Additionally, the Leica binocular has special ‘Aquadura’ -like coatings applied to the outside lens elements to repel water droplets and dust, as well as dissipating fog accidentally built up on the lenses should the user breathe on the oculars or objectives during cold weather applications. The Papilio IIs do not have these coating technologies.
Another notable difference between both glasses pertains to their ability to be mounted to a tripod. The Leica has no such facility but the Papilio II can easily be mated to such stabilising devices.
A few weeks experience with both Papilios has proven to be very instructive. Indeed, it has forced me to radically re-think the pocket binoculars I now wish to use going forward. In my opinion, the Pentax Papilio II 6.5 x 21 is the gem of the pair. While I would rate the 8.5x as good, the 6.5x is excellent! Indeed my tests have convinced me that I could do without my Zeiss Terra 8 x 25 ED. The Pentax Papilio II 6.5 x 21 has taken its place because it offers me the same comfortable viewing experience, an even wider field of view (7.5 degrees vs 6.8 degrees) and also doubles up as an excellent field microscope when I need it, with its incredible close focus(0.5m). In fact, the entire episode triggered a selling off of a whole string of models I had recently acquired, as I don’t like hoarding equipment. The Zeiss was a very sweet instrument, and everything I have said about it still holds true, but I simply couldn’t justify holding onto two premium models in the pocket size range after my experiences with the Papilio 6.5 x 21. The latter has turned out to be a more versatile than any 8 x 25! The Zeiss went for a good price( it has excellent re-sale value) and to a good home!

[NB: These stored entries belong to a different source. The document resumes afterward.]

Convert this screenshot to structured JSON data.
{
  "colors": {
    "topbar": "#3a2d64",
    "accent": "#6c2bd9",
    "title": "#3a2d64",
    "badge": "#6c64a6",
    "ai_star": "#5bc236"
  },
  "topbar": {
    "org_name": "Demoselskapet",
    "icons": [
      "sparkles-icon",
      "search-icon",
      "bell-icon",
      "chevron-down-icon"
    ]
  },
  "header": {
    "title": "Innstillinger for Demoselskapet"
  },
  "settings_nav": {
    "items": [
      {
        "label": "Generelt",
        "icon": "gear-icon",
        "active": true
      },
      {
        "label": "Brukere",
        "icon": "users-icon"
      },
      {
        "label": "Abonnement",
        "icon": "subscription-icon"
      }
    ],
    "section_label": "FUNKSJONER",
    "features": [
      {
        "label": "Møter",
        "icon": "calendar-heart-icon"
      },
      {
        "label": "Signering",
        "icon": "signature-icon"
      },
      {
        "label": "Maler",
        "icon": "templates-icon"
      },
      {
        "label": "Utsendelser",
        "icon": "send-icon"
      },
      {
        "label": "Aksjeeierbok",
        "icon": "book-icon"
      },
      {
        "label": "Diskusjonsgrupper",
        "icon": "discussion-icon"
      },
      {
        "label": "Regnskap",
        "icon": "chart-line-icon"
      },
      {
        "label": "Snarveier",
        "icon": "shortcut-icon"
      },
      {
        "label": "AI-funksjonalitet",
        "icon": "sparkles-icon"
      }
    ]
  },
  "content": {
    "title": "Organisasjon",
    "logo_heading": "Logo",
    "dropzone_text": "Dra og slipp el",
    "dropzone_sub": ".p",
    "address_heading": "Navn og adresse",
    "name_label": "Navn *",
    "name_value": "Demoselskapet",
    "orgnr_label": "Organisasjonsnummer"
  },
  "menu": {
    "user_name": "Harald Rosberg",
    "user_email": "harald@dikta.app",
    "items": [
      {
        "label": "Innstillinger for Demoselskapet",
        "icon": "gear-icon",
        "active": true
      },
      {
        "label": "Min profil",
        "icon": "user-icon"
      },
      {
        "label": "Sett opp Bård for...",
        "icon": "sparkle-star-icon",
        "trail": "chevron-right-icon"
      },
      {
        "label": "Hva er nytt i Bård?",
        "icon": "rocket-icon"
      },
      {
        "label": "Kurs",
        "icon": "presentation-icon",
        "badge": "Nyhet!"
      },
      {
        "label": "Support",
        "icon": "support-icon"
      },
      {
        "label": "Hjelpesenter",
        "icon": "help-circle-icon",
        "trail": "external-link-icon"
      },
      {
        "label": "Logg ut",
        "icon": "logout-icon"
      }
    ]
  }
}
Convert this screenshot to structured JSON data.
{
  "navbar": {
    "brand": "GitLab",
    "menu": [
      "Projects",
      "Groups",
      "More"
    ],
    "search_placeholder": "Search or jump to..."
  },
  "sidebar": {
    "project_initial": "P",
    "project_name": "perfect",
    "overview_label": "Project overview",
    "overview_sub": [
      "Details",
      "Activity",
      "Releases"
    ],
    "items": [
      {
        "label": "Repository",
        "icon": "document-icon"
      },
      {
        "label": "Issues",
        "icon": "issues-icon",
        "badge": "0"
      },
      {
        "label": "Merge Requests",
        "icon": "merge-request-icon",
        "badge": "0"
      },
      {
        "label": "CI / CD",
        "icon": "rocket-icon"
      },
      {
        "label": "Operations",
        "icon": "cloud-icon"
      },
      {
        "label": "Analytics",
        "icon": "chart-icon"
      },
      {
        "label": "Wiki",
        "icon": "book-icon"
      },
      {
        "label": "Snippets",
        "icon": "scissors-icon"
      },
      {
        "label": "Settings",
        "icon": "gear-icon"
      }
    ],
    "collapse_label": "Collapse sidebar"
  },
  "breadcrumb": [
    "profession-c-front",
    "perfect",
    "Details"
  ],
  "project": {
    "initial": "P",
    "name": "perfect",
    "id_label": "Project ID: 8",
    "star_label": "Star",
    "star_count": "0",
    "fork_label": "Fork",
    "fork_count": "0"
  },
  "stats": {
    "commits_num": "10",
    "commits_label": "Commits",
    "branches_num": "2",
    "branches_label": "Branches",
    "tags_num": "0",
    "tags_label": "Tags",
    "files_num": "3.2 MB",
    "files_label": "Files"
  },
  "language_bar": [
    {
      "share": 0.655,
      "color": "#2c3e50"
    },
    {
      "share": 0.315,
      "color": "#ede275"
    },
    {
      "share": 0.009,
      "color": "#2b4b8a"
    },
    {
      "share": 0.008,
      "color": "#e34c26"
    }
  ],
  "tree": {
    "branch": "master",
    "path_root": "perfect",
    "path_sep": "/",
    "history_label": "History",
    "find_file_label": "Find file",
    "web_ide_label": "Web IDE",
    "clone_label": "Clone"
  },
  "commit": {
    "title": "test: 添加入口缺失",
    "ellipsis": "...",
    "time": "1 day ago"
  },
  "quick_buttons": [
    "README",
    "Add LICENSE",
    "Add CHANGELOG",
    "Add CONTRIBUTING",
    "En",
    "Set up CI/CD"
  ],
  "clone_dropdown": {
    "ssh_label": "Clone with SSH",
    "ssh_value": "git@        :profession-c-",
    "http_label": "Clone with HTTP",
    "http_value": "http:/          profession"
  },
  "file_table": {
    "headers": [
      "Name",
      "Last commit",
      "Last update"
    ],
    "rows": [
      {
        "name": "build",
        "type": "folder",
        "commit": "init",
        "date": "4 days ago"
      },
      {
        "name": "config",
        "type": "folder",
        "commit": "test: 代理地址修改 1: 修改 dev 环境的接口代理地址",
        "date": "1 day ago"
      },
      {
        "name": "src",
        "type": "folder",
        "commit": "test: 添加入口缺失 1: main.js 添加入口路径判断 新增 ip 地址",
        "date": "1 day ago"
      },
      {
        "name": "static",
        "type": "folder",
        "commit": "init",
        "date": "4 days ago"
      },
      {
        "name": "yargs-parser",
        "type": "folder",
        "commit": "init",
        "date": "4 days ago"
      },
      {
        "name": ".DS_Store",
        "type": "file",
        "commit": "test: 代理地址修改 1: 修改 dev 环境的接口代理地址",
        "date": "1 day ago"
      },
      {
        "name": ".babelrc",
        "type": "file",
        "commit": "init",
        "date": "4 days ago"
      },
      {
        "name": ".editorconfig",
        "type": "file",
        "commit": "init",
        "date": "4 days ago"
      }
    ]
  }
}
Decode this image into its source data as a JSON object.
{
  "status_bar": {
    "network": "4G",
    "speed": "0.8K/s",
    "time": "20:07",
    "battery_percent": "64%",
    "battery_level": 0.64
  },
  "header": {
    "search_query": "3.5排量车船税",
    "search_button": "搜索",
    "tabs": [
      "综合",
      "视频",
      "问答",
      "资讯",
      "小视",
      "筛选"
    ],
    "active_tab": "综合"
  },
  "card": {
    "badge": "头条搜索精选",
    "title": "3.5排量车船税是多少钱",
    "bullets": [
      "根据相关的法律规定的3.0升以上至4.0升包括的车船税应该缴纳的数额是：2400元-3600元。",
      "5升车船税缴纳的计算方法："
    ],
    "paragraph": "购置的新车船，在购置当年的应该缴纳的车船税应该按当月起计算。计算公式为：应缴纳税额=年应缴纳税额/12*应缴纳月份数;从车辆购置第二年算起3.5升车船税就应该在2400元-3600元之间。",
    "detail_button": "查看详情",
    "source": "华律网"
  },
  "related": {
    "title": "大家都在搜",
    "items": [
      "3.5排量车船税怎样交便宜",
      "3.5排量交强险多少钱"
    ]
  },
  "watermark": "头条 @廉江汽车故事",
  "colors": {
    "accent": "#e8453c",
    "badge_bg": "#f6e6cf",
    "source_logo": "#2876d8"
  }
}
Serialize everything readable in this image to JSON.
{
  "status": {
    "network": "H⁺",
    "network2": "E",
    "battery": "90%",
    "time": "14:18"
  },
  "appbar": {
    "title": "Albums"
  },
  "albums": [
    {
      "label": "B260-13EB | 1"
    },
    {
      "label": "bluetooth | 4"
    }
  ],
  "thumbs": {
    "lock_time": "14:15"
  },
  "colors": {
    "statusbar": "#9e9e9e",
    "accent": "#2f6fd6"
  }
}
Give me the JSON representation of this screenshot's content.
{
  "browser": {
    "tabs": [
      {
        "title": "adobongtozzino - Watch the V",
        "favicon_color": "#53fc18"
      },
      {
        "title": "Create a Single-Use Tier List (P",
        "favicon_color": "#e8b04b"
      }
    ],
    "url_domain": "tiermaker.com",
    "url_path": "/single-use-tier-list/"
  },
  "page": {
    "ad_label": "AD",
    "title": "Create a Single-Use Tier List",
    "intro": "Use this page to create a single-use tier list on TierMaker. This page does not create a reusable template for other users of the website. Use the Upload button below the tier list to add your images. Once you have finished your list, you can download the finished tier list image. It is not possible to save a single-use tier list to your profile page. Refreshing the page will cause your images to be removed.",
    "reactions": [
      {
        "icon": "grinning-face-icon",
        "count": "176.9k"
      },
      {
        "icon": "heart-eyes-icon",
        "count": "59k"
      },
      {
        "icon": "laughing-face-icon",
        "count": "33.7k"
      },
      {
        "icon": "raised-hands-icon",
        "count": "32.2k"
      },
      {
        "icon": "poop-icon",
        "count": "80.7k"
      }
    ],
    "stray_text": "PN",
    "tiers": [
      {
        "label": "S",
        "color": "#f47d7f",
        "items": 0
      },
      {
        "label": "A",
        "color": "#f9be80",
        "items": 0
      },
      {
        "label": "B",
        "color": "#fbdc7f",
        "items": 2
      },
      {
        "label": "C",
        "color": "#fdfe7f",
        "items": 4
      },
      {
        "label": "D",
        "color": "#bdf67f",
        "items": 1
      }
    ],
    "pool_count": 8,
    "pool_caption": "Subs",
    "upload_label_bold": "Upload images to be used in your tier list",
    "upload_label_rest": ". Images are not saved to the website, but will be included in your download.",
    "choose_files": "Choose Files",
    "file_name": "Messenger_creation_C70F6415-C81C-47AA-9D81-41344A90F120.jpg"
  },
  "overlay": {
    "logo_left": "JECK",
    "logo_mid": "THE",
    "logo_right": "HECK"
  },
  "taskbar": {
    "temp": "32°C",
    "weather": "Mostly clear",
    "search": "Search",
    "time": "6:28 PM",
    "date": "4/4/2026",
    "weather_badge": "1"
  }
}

My younger son, Douglas, has expressed a particular interest in the 6.5 x Papilio and has been caught hogging it and showing it off to his pals, so I decided to let him have it on the proviso that he look after it properly and I can borrow it from time to time. Now everyone in the family has a pocket or compact binocular!
The Leica Trinovid 8 x 20 has now become my instrument of choice as a general purpose pocket glass for travel and leisure. At first I treated it as somewhat of an ‘expensive toy’ that was more a curiosity than anything else, but after a while that preyed on my conscience. The Leica was designed to be used and used hard in the field. It was not designed to be an ornament or to be pampered inside a glass case. By using it extensively in the field for hours on end, I have finally come to grips with its small exit pupil and I no longer experience any blackouts with it as I had experienced when I first used it some months back. And though the Trinovid is an expensive piece of kit as pocket glasses go, it will serve me well for decades. How do I know this? Well, check out this recent youtube review from a chap who owned and used a Leitz (the older name for Leica)10 x 25 Trinovid since the 1970s, but who recently treated himself to the newer Leica Ultravid 8 x 20. If it served him well over all those decades since the 1970s, I figured mine would as well!
OK, time to wrap this blog up. Thanks for reading!